Я уверен, что Моэко скрылась в этом странном образовании, которое Клаус Катцерманн называл «черной дырой». С момента ее исчезновения дыра значительно расширилась. Я продолжал заниматься фотографией, но совсем перестал ездить в свой загородный дом и забросил охоту. Я стал все больше и больше пить и через шесть месяцев по совету друзей обратился к психотерапевту.

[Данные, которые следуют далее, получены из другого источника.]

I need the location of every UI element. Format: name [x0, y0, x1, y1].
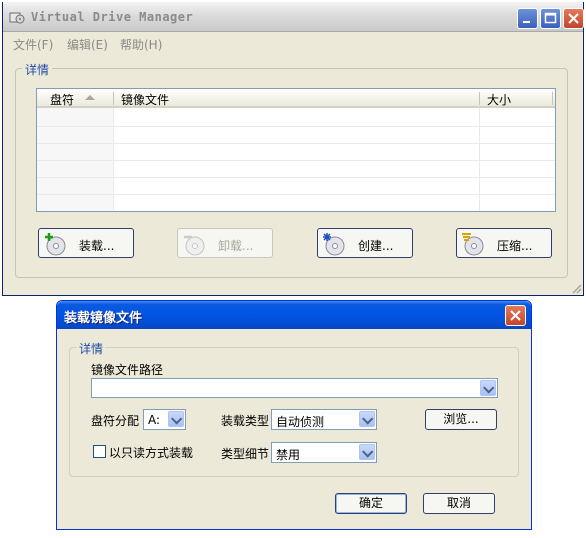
drive-assign-label: 盘符分配: [91, 414, 140, 428]
column-header-image-file[interactable]: 镜像文件: [121, 91, 169, 108]
table-header: 盘符 镜像文件 大小: [37, 89, 555, 108]
type-detail-value: 禁用: [276, 448, 301, 462]
cancel-button[interactable]: 取消: [423, 493, 495, 514]
ok-button[interactable]: 确定: [335, 493, 407, 514]
grid-line: [37, 194, 555, 195]
compress-button[interactable]: 压缩...: [456, 228, 552, 258]
details-group-label: 详情: [22, 61, 53, 78]
readonly-checkbox[interactable]: [93, 445, 106, 458]
image-path-label: 镜像文件路径: [91, 363, 164, 377]
main-title-bar[interactable]: Virtual Drive Manager: [3, 2, 584, 32]
dialog-title-bar[interactable]: 装载镜像文件: [57, 301, 531, 329]
column-divider[interactable]: [113, 92, 114, 105]
menu-bar: 文件(F) 编辑(E) 帮助(H): [3, 33, 583, 53]
mount-button[interactable]: 装载...: [38, 228, 134, 258]
create-disc-icon: [323, 233, 345, 256]
browse-button[interactable]: 浏览...: [425, 409, 497, 430]
maximize-icon: [544, 12, 557, 24]
grid-line: [37, 126, 555, 127]
chevron-down-icon[interactable]: [480, 380, 496, 396]
unmount-disc-icon: [184, 235, 205, 256]
mount-image-dialog: 装载镜像文件 详情 镜像文件路径 盘符分配 A: 装载类型 自动侦测 浏览...…: [56, 300, 532, 530]
unmount-button[interactable]: 卸载...: [177, 228, 273, 258]
mount-disc-icon: [45, 233, 66, 256]
drive-assign-select[interactable]: A:: [143, 409, 186, 430]
unmount-button-label: 卸载...: [218, 239, 254, 253]
mount-type-label: 装载类型: [221, 414, 270, 428]
compress-disc-icon: [462, 233, 484, 256]
chevron-down-icon[interactable]: [168, 411, 184, 427]
column-header-drive[interactable]: 盘符: [50, 91, 74, 108]
type-detail-label: 类型细节: [221, 447, 270, 461]
minimize-icon: [523, 21, 530, 23]
type-detail-select[interactable]: 禁用: [271, 442, 377, 463]
mount-type-select[interactable]: 自动侦测: [271, 409, 377, 430]
menu-help[interactable]: 帮助(H): [120, 36, 162, 53]
maximize-button[interactable]: [540, 8, 561, 29]
dialog-title: 装载镜像文件: [64, 311, 143, 326]
close-icon: [510, 310, 521, 321]
close-icon: [568, 13, 579, 24]
column-header-size[interactable]: 大小: [487, 91, 511, 108]
chevron-down-icon[interactable]: [359, 444, 375, 460]
chevron-down-icon[interactable]: [359, 411, 375, 427]
close-button[interactable]: [563, 8, 584, 29]
sort-ascending-icon: [85, 95, 95, 100]
resize-grip-icon[interactable]: [570, 282, 582, 294]
app-icon: [9, 12, 25, 24]
drive-assign-value: A:: [148, 413, 161, 427]
create-button-label: 创建...: [358, 239, 394, 253]
grid-line: [37, 143, 555, 144]
minimize-button[interactable]: [517, 8, 538, 29]
grid-line: [37, 177, 555, 178]
compress-button-label: 压缩...: [497, 239, 533, 253]
menu-file[interactable]: 文件(F): [13, 36, 53, 53]
dialog-close-button[interactable]: [505, 305, 526, 326]
readonly-label[interactable]: 以只读方式装载: [109, 444, 193, 461]
dialog-details-group-label: 详情: [77, 340, 106, 357]
mount-button-label: 装载...: [79, 239, 115, 253]
drive-table[interactable]: 盘符 镜像文件 大小: [36, 88, 556, 212]
create-button[interactable]: 创建...: [317, 228, 413, 258]
menu-edit[interactable]: 编辑(E): [67, 36, 108, 53]
mount-type-value: 自动侦测: [276, 415, 325, 429]
image-path-combobox[interactable]: [91, 378, 498, 398]
column-divider[interactable]: [479, 92, 480, 105]
grid-line: [37, 160, 555, 161]
window-title: Virtual Drive Manager: [31, 10, 194, 24]
column-divider[interactable]: [552, 92, 553, 105]
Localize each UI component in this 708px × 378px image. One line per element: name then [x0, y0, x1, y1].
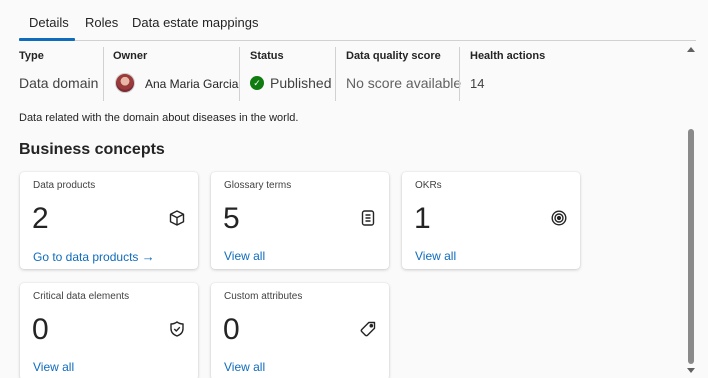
health-label: Health actions	[470, 50, 546, 62]
status-field: Status ✓ Published	[239, 47, 335, 101]
type-label: Type	[19, 50, 44, 62]
tab-data-estate-mappings[interactable]: Data estate mappings	[132, 15, 258, 30]
tab-roles[interactable]: Roles	[85, 15, 118, 30]
checkmark-circle-icon: ✓	[250, 76, 264, 90]
quality-field: Data quality score No score available	[335, 47, 462, 101]
card-count: 2	[32, 202, 49, 235]
go-to-data-products-link[interactable]: Go to data products →	[33, 249, 155, 264]
health-field: Health actions 14	[459, 47, 559, 101]
view-all-link[interactable]: View all	[224, 360, 265, 374]
scroll-up-icon[interactable]	[687, 47, 695, 52]
quality-label: Data quality score	[346, 50, 441, 62]
section-title: Business concepts	[19, 141, 165, 158]
shield-check-icon	[168, 320, 186, 338]
view-all-link[interactable]: View all	[415, 249, 456, 263]
card-okrs: OKRs 1 View all	[402, 172, 580, 269]
tag-icon	[359, 320, 377, 338]
card-count: 0	[223, 313, 240, 346]
tab-bar: Details Roles Data estate mappings	[19, 0, 696, 41]
domain-description: Data related with the domain about disea…	[19, 112, 299, 124]
card-title: Data products	[33, 180, 96, 191]
scrollbar-thumb[interactable]	[688, 129, 694, 364]
avatar[interactable]	[115, 73, 135, 93]
card-title: Glossary terms	[224, 180, 292, 191]
card-count: 1	[414, 202, 431, 235]
summary-row: Type Data domain Owner Ana Maria Garcia …	[19, 47, 678, 101]
card-count: 0	[32, 313, 49, 346]
card-custom-attributes: Custom attributes 0 View all	[211, 283, 389, 378]
view-all-link[interactable]: View all	[33, 360, 74, 374]
tab-details[interactable]: Details	[19, 15, 75, 41]
card-title: Critical data elements	[33, 291, 130, 302]
owner-name[interactable]: Ana Maria Garcia	[145, 77, 238, 91]
status-value: Published	[270, 75, 332, 91]
card-count: 5	[223, 202, 240, 235]
vertical-scrollbar[interactable]	[686, 44, 696, 378]
card-glossary-terms: Glossary terms 5 View all	[211, 172, 389, 269]
cube-icon	[168, 209, 186, 227]
view-all-link[interactable]: View all	[224, 249, 265, 263]
type-value: Data domain	[19, 75, 99, 91]
arrow-right-icon: →	[141, 249, 155, 264]
owner-label: Owner	[113, 50, 148, 62]
target-icon	[550, 209, 568, 227]
document-icon	[359, 209, 377, 227]
scroll-down-icon[interactable]	[687, 368, 695, 373]
card-critical-data-elements: Critical data elements 0 View all	[20, 283, 198, 378]
card-data-products: Data products 2 Go to data products →	[20, 172, 198, 269]
type-field: Type Data domain	[19, 47, 103, 101]
health-value[interactable]: 14	[470, 76, 484, 91]
card-title: OKRs	[415, 180, 442, 191]
quality-value: No score available	[346, 75, 462, 91]
card-title: Custom attributes	[224, 291, 303, 302]
status-label: Status	[250, 50, 284, 62]
owner-field: Owner Ana Maria Garcia	[103, 47, 239, 101]
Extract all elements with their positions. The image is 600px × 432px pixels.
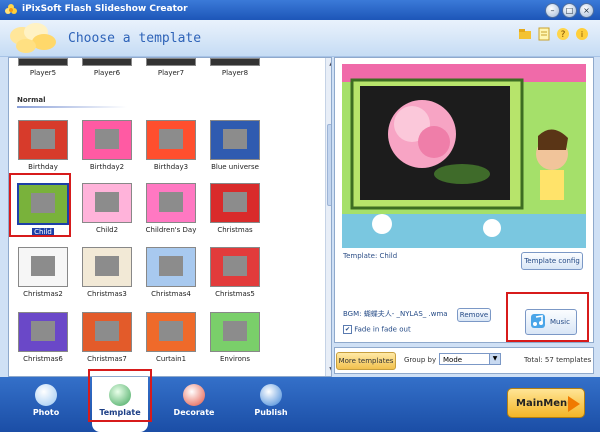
- tab-publish[interactable]: Publish: [243, 377, 299, 432]
- publish-icon: [260, 384, 282, 406]
- arrow-right-icon: [568, 396, 580, 412]
- template-item[interactable]: Curtain1: [141, 312, 201, 368]
- tab-label: Photo: [32, 408, 60, 417]
- close-button[interactable]: ×: [579, 3, 594, 18]
- svg-text:?: ?: [561, 30, 566, 40]
- group-by-value: Mode: [443, 356, 463, 364]
- flower-logo-icon: [10, 23, 56, 53]
- group-by-label: Group by: [404, 356, 437, 364]
- fade-checkbox[interactable]: ✔: [343, 325, 352, 334]
- template-item[interactable]: Christmas6: [13, 312, 73, 368]
- template-config-button[interactable]: Template config: [521, 252, 583, 270]
- decorate-icon: [183, 384, 205, 406]
- chevron-down-icon[interactable]: ▼: [489, 354, 500, 364]
- info-icon[interactable]: i: [575, 27, 589, 41]
- template-toolbar: More templates Group by Mode ▼ Total: 57…: [334, 347, 594, 374]
- main-menu-button[interactable]: MainMenu: [507, 388, 585, 418]
- scrollbar-thumb[interactable]: [327, 124, 331, 206]
- template-item[interactable]: Player8: [205, 58, 265, 114]
- template-item[interactable]: Player7: [141, 58, 201, 114]
- template-item[interactable]: Christmas5: [205, 247, 265, 303]
- template-name-label: Template: Child: [343, 252, 398, 260]
- template-item[interactable]: Blue universe: [205, 120, 265, 176]
- highlight-box: [506, 292, 589, 342]
- template-item[interactable]: Christmas4: [141, 247, 201, 303]
- maximize-button[interactable]: □: [562, 3, 577, 18]
- highlight-box: [88, 369, 152, 422]
- tab-decorate[interactable]: Decorate: [166, 377, 222, 432]
- page-title: Choose a template: [68, 31, 202, 46]
- template-item[interactable]: Birthday3: [141, 120, 201, 176]
- section-title: Normal: [17, 96, 46, 104]
- help-icon[interactable]: ?: [556, 27, 570, 41]
- fade-label: Fade in fade out: [354, 325, 411, 334]
- template-item[interactable]: Birthday2: [77, 120, 137, 176]
- template-item[interactable]: Birthday: [13, 120, 73, 176]
- svg-text:i: i: [581, 30, 583, 39]
- fade-option[interactable]: ✔ Fade in fade out: [343, 325, 411, 334]
- vertical-scrollbar[interactable]: ▲ ▼: [325, 58, 331, 376]
- template-item[interactable]: Environs: [205, 312, 265, 368]
- tab-label: Publish: [254, 408, 288, 417]
- template-item[interactable]: Children's Day: [141, 183, 201, 239]
- total-count: Total: 57 templates: [524, 356, 592, 364]
- template-item[interactable]: Christmas: [205, 183, 265, 239]
- template-item[interactable]: Child2: [77, 183, 137, 239]
- section-divider: [17, 106, 127, 108]
- window-title: iPixSoft Flash Slideshow Creator: [22, 4, 188, 14]
- remove-button[interactable]: Remove: [457, 308, 491, 322]
- minimize-button[interactable]: –: [545, 3, 560, 18]
- scroll-up-arrow-icon[interactable]: ▲: [327, 59, 331, 68]
- folder-icon[interactable]: [518, 27, 532, 41]
- flower-icon: [5, 4, 17, 14]
- main-menu-label: MainMenu: [516, 398, 575, 409]
- camera-icon: [35, 384, 57, 406]
- tab-photo[interactable]: Photo: [18, 377, 74, 432]
- template-item[interactable]: Christmas2: [13, 247, 73, 303]
- template-item[interactable]: Christmas3: [77, 247, 137, 303]
- bgm-label: BGM: 蝴蝶夫人- _NYLAS_ .wma: [343, 310, 448, 318]
- more-templates-button[interactable]: More templates: [336, 352, 396, 370]
- template-item[interactable]: Christmas7: [77, 312, 137, 368]
- highlight-box: [9, 173, 71, 237]
- header: Choose a template ? i: [0, 20, 600, 57]
- group-by-select[interactable]: Mode ▼: [439, 353, 501, 365]
- scroll-down-arrow-icon[interactable]: ▼: [327, 365, 331, 374]
- template-preview-image: [342, 64, 586, 248]
- tab-label: Decorate: [173, 408, 215, 417]
- note-icon[interactable]: [537, 27, 551, 41]
- title-bar: iPixSoft Flash Slideshow Creator – □ ×: [0, 0, 600, 20]
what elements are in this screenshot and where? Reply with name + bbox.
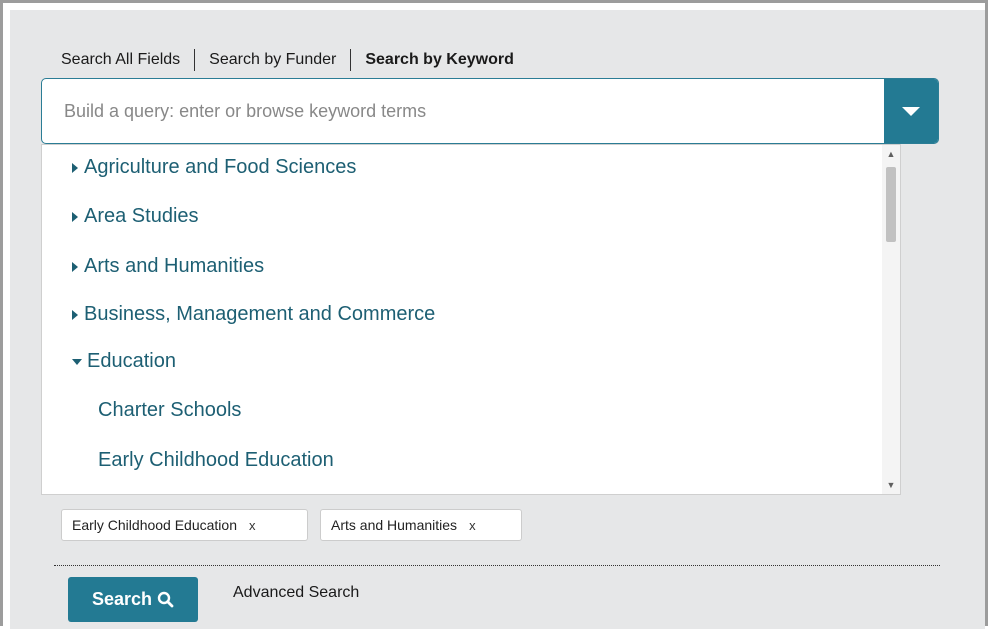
selected-term-chip: Arts and Humanities x [320,509,522,541]
search-mode-tabs: Search All Fields Search by Funder Searc… [61,47,514,73]
remove-term-button[interactable]: x [469,518,476,533]
tree-item-charter-schools[interactable]: Charter Schools [98,399,241,422]
tree-item-label: Agriculture and Food Sciences [84,156,357,178]
tree-item-business[interactable]: Business, Management and Commerce [72,303,435,326]
tree-item-label: Education [87,350,176,372]
section-divider [54,565,940,566]
chip-label: Arts and Humanities [331,517,458,533]
caret-down-icon [902,106,920,116]
tree-item-label: Business, Management and Commerce [84,303,436,325]
scroll-down-icon[interactable]: ▼ [882,478,900,492]
scrollbar-thumb[interactable] [886,167,896,242]
expand-arrow-icon[interactable] [72,309,78,320]
tab-search-by-funder[interactable]: Search by Funder [209,51,336,69]
magnifier-icon [157,591,174,608]
tree-item-label: Area Studies [84,205,199,227]
tree-item-label: Early Childhood Education [98,449,334,471]
tab-separator [194,49,196,71]
tree-item-arts-humanities[interactable]: Arts and Humanities [72,255,264,278]
keyword-query-input[interactable] [42,79,885,143]
tab-search-by-keyword[interactable]: Search by Keyword [365,51,514,69]
scroll-up-icon[interactable]: ▲ [882,147,900,161]
search-button-label: Search [91,589,153,609]
search-button[interactable]: Search [68,577,198,622]
remove-term-button[interactable]: x [249,518,256,533]
keyword-query-box [41,78,939,144]
expand-arrow-icon[interactable] [72,211,78,222]
expand-arrow-icon[interactable] [72,162,78,173]
tree-item-education[interactable]: Education [72,350,176,373]
advanced-search-link[interactable]: Advanced Search [233,584,359,602]
tab-search-all-fields[interactable]: Search All Fields [61,51,180,69]
chip-label: Early Childhood Education [72,517,237,533]
selected-term-chip: Early Childhood Education x [61,509,308,541]
tree-scrollbar[interactable]: ▲ ▼ [882,145,900,494]
tree-item-label: Arts and Humanities [84,255,265,277]
tree-item-early-childhood[interactable]: Early Childhood Education [98,449,334,472]
tree-item-agriculture[interactable]: Agriculture and Food Sciences [72,156,356,179]
keyword-tree-panel: Agriculture and Food Sciences Area Studi… [41,144,901,495]
expand-arrow-icon[interactable] [72,261,78,272]
tree-item-label: Charter Schools [98,399,242,421]
tab-separator [350,49,352,71]
keyword-dropdown-button[interactable] [884,79,938,143]
tree-item-area-studies[interactable]: Area Studies [72,205,199,228]
collapse-arrow-icon[interactable] [72,358,82,365]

– Так, значит, вы были знакомы с женщиной по имени Моэко? – спросил меня доктор.
Я кивнул.
– И теперь ваши воспоминания о ней настолько смутны, что вы не можете сказать, что это была за женщина?
– Yes.
– Она заставляла вас страдать?
– Я не знаю.
– Вам было хорошо с ней?
– Я не знаю.
– Вы постоянно думаете о ней? Я не знаю.
Я не знаю. Я не знаю. Я не знаю. Я не знаю.
Повторив раз десять «я не знаю», я разозлился и закричал:
– Проблема-то не в том, существовала она на самом деле или нет!
Врач удивился и спросил, в чем же тогда заключается моя проблема. Я знал ответ, но мне не хватило смелости признаться. Проблема состояла в том, что я не знал, существую я или нет.